I love podcasts, but audiobooks are a bit hit and miss for me. I’m picky about the audio-format, and sometimes I’m surprised by which books work for me and which don’t (when they work, I’m all in!). So, needless to say, I was skeptical about Steal the Stars, but after hearing it be highly praised on the podcast Writing Excuses, I had to give it a shot. I’m SO glad I did.
Scripted podcasts are a breed of their own. In many ways, this felt more like listening to a play than an audiobook. There’s a large cast and the voices were all distinct, but not in the hyperbolic way that you sometimes encounter with audiobooks that have one voice working triple-time to voice all the characters. There’s also a lot of sound effects to give a sense of space and environment to each scene, which really brings the story to life in a way that straight audio usually can’t. This is CRUCIAL to the world-building since the story is one of hard sci-fi.
The story takes place in a secret government facility, occupied by “lifers” who have various military backgrounds and find themselves with no where else to go. The stakes are high and the rules are strict. Everything is top-secret. So when a high-up and a new guy fall hard and fast for each other, the obstacles are mostly life and death.
What I really appreciated was the realism created by multiple conversations and exchanges between characters with lives so different from my own. Most of what I know about life after combat is shaped by popular culture, so I can’t speak to how accurate this portrayal is. But, based on my limited knowledge, it felt real. The conversations felt candid and I was constantly aware that: 1) I was an outsider and they weren’t going to be polite for me; and 2) They all understood each other, so it didn’t matter if I didn’t understand them. I just felt like a fly on the wall – and on that note, the sex scenes worked surprisingly well, too. All in all, it was a voyeuristic experience without the voyeur part – I guess eavesdropping would be more accurate.
As for the romance, it’s never been my genre, but in this context it was fine. I had to suspend belief to accept that two people could fall so in love so quickly, but that’s okay. There was a lot to keep me intrigued.
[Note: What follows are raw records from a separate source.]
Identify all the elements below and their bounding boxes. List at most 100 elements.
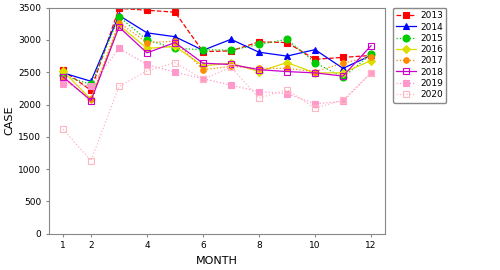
2014 [116, 14, 122, 17]
Line: 2020: 2020 [60, 60, 374, 163]
2019 [228, 83, 234, 87]
2018 [116, 25, 122, 29]
2019 [200, 77, 206, 80]
2018 [256, 68, 262, 71]
2016 [256, 70, 262, 73]
2016 [144, 47, 150, 50]
2015 [312, 61, 318, 64]
2016 [116, 23, 122, 27]
2020 [60, 127, 66, 131]
2019 [368, 71, 374, 75]
2015 [116, 15, 122, 18]
Line: 2013: 2013 [60, 5, 374, 93]
2019 [144, 63, 150, 66]
2013 [340, 56, 346, 59]
2018 [312, 71, 318, 75]
2018 [88, 99, 94, 102]
2017 [256, 67, 262, 70]
2018 [200, 62, 206, 65]
2013 [88, 89, 94, 92]
2017 [284, 67, 290, 70]
2018 [172, 41, 178, 44]
2014 [60, 71, 66, 75]
2020 [88, 159, 94, 162]
2016 [284, 61, 290, 64]
2017 [172, 40, 178, 43]
2016 [88, 98, 94, 101]
2013 [228, 49, 234, 53]
2018 [228, 63, 234, 66]
2020 [172, 61, 178, 64]
2019 [284, 92, 290, 95]
2020 [368, 71, 374, 75]
2018 [368, 44, 374, 47]
2015 [284, 38, 290, 41]
X-axis label: MONTH: MONTH [196, 256, 238, 266]
2013 [144, 9, 150, 12]
2015 [228, 49, 234, 52]
2015 [60, 74, 66, 77]
2013 [312, 58, 318, 61]
2020 [256, 96, 262, 100]
Line: 2014: 2014 [60, 12, 374, 85]
2019 [256, 90, 262, 93]
2015 [256, 43, 262, 46]
2014 [284, 55, 290, 58]
2020 [116, 85, 122, 88]
2018 [144, 51, 150, 55]
2017 [200, 68, 206, 71]
2019 [88, 84, 94, 87]
Line: 2016: 2016 [60, 22, 374, 102]
2014 [200, 49, 206, 52]
2014 [256, 50, 262, 54]
2018 [340, 75, 346, 78]
2014 [368, 54, 374, 57]
2016 [228, 62, 234, 65]
2015 [144, 38, 150, 42]
2014 [144, 31, 150, 35]
2020 [312, 107, 318, 110]
Line: 2018: 2018 [60, 23, 374, 104]
2020 [144, 69, 150, 73]
2015 [200, 48, 206, 51]
2019 [172, 71, 178, 74]
2017 [340, 62, 346, 65]
2014 [312, 48, 318, 51]
2017 [60, 77, 66, 80]
2016 [368, 59, 374, 62]
2016 [340, 71, 346, 75]
2013 [116, 7, 122, 10]
2013 [200, 50, 206, 53]
2020 [228, 65, 234, 69]
2014 [228, 38, 234, 41]
2016 [200, 64, 206, 68]
2014 [172, 35, 178, 38]
2019 [60, 83, 66, 86]
2013 [284, 41, 290, 44]
2019 [312, 102, 318, 106]
2017 [144, 41, 150, 44]
2017 [116, 21, 122, 24]
2020 [200, 78, 206, 81]
2015 [368, 53, 374, 56]
Y-axis label: CASE: CASE [4, 106, 14, 135]
2015 [340, 76, 346, 79]
2017 [228, 65, 234, 68]
2018 [60, 75, 66, 78]
2013 [172, 11, 178, 14]
2013 [256, 40, 262, 43]
2014 [88, 80, 94, 83]
2015 [88, 83, 94, 86]
Line: 2017: 2017 [60, 20, 374, 102]
2016 [60, 69, 66, 73]
Legend: 2013, 2014, 2015, 2016, 2017, 2018, 2019, 2020: 2013, 2014, 2015, 2016, 2017, 2018, 2019… [393, 8, 446, 103]
Line: 2019: 2019 [60, 46, 374, 107]
2013 [60, 69, 66, 72]
Line: 2015: 2015 [60, 13, 374, 88]
2019 [116, 47, 122, 50]
2015 [172, 47, 178, 50]
2016 [172, 45, 178, 48]
2018 [284, 70, 290, 73]
2016 [312, 71, 318, 75]
2019 [340, 100, 346, 103]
The mystery-element with the secret UFO was well-paced and once Dak and Mat decide to risk everything to be together, I was hooked by the intensity of it all: What will happen next?! Will they get caught?! Will they be arrested? Will they be killed? And the ending… what a twist! Did not see that coming.
It was a wild ride that I’d highly recommend to lovers of sci-fi, thrillers, and romance. I give it a 4.5/5.